L’auditorat du travail
Si l’intervention de l’inspection Contrôle du bien-être a échoué, elle peut dresser un pro justitia, qui est remis à l’auditeur du travail [7] en cas d’infraction pénale. En effet, l’employeur, ses préposés et mandataires, ainsi que les auteurs de comportements abusifs, peuvent être poursuivis pénalement (cf. fiche 3.6). L’auditorat tentera également de régulariser la situation. Si le travailleur a directement déposé une plainte auprès de l’auditorat sans passer par la procédure interne, l’auditeur l’invitera le plus souvent à utiliser cette dernière, plus opportune pour les problèmes psychosociaux que la procédure judiciaire.

La médiation
Afin d’éviter une procédure judiciaire souvent longue et coûteuse, et qui aboutit à un jugement imposé aux parties, il est également possible de faire appel à un médiateur agréé, indépendant, impartial et tenu au secret professionnel. Il a pour rôle d’accompagner les parties dans la recherche d’un accord acceptable pour chacune d’elles. La médiation est organisée par le code judiciaire [8].

Au tribunal

La procédure pénale
L’auditorat du travail évalue lui-même la nécessité et l’opportunité d’engager une poursuite pénale. Quand l’auditeur ne classe pas le dossier, il peut assigner devant le tribunal correctionnel l’auteur des comportements abusifs et, dans certaines circonstances, l’employeur, ses mandataires et préposés qui auraient commis une infraction à la législation.

La procédure civile
La compétence des tribunaux du travail a été élargie à l’ensemble des risques psychosociaux au travail (y compris stress, burn-out, etc.). Dans les cas spécifiques de violence, de harcèlement moral ou sexuel au travail, toute personne (travailleur, employeur, tiers) qui estime être victime de tels comportements peut immédiatement engager une action auprès du tribunal du travail pour :

  1. obtenir un dédommagement en réparation du dommage matériel et moral ;
  2. obtenir une injonction du juge à l’égard de l’auteur afin que les faits cessent (action en cessation) ;
  3. imposer des mesures à l’employeur pour mettre fin aux faits (ou d’autres mesures relatives à la prévention). Si le juge constate que le travailleur s’adresse à lui sans avoir d’abord fait appel à la procédure interne applicable dans l’entreprise, il peut ordonner au travailleur d’appliquer celle-ci et, dans l’attente de ses résultats, suspendre la procédure judiciaire.

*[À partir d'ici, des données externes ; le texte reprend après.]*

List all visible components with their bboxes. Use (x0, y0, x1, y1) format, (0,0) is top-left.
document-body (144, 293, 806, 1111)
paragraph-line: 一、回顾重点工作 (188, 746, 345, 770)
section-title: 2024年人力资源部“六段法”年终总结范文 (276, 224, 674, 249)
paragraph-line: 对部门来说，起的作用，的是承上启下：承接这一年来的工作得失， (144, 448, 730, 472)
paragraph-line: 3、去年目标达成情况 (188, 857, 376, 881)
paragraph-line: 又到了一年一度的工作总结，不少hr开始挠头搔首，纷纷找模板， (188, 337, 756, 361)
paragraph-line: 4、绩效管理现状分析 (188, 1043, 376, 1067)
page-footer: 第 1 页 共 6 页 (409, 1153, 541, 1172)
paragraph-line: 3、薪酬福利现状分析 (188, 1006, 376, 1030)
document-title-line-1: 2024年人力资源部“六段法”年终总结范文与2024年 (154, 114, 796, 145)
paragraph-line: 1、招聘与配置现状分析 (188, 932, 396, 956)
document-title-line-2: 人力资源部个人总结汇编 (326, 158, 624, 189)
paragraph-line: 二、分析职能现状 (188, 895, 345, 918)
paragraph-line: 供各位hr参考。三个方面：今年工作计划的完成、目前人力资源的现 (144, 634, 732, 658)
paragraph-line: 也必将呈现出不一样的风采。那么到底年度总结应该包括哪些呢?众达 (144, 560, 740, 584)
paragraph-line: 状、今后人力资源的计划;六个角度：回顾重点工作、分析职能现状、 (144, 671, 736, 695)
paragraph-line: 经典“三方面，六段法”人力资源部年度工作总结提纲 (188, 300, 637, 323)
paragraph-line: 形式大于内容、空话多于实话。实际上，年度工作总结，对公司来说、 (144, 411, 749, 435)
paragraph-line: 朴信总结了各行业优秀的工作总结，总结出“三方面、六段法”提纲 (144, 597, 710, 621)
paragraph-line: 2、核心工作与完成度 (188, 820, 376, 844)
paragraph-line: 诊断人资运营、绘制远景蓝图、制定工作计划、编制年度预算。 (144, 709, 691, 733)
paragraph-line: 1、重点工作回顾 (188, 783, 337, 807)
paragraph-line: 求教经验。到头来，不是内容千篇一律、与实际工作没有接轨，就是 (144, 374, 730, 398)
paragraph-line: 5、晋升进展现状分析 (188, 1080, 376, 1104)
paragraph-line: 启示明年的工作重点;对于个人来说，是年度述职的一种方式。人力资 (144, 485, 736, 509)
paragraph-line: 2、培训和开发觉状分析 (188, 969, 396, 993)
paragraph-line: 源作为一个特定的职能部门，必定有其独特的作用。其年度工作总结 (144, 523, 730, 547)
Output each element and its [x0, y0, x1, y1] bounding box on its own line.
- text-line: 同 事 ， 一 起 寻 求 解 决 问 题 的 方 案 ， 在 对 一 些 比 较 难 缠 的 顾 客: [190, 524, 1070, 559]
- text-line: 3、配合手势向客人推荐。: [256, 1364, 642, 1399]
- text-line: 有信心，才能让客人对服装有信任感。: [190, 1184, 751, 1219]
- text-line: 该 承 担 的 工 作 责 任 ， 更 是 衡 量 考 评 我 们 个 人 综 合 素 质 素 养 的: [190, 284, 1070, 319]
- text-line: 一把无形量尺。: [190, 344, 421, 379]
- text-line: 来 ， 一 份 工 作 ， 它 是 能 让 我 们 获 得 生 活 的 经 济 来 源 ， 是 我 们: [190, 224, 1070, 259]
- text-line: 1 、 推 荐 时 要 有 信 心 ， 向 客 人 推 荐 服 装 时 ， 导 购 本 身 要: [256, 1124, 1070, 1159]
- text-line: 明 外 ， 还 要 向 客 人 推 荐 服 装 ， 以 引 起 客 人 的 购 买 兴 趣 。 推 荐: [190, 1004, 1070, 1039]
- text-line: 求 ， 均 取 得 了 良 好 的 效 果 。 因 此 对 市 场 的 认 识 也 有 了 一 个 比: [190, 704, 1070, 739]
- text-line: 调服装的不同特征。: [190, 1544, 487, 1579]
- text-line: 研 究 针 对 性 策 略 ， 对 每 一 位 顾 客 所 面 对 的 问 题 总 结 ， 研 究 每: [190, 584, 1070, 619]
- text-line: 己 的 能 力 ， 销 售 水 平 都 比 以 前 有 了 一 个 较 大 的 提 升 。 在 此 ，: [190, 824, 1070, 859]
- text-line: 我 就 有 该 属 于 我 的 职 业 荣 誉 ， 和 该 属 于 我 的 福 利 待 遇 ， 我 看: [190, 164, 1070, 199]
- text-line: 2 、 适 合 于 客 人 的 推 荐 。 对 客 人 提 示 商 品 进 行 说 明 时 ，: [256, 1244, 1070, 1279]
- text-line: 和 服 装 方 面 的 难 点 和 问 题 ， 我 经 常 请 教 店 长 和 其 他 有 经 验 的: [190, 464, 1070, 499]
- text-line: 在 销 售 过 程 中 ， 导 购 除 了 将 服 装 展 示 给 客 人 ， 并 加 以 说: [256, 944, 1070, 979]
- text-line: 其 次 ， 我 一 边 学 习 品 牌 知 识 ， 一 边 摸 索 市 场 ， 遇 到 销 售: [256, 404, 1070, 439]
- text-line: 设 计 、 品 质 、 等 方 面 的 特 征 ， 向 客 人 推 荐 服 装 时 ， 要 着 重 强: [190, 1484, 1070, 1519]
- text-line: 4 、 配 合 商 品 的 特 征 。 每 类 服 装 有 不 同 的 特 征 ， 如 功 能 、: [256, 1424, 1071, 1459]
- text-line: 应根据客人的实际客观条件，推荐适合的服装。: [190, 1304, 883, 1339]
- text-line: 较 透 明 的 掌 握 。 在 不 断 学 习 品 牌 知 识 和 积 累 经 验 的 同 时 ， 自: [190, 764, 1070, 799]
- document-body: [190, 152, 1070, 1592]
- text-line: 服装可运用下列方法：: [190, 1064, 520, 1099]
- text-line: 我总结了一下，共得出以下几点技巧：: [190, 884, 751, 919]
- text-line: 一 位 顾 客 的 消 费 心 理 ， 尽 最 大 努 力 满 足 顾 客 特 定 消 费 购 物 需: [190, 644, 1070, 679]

[1Chambre des représentants, rapport de la commission des Affaires sociales, 16 janvier 2014.

[2A.R. du 10 avril 2014 – M.B. du 28 avril 2014. www.emploi.belgique.be/WorkArea/DownloadAsset.aspx?id=41477

[4Le CP interne peut également exercer la fonction de PC. S’il n’exerce que les missions d’information du premier contact,
il n’est pas obligé de suivre la formation de PC.

[5Toute PC doit avoir suivi une formation (30 heures en 2 ans,) qu’elle doit ensuite poursuivre via des recyclages (cf. fiche 6.2.3).

[7L’auditeur du travail est le membre du ministère public chargé de poursuivre ces infractions devant le tribunal correctionnel.

[8Voir la brochure « La médiation > Une alternative au tribunal » du Service public fédéral Justice.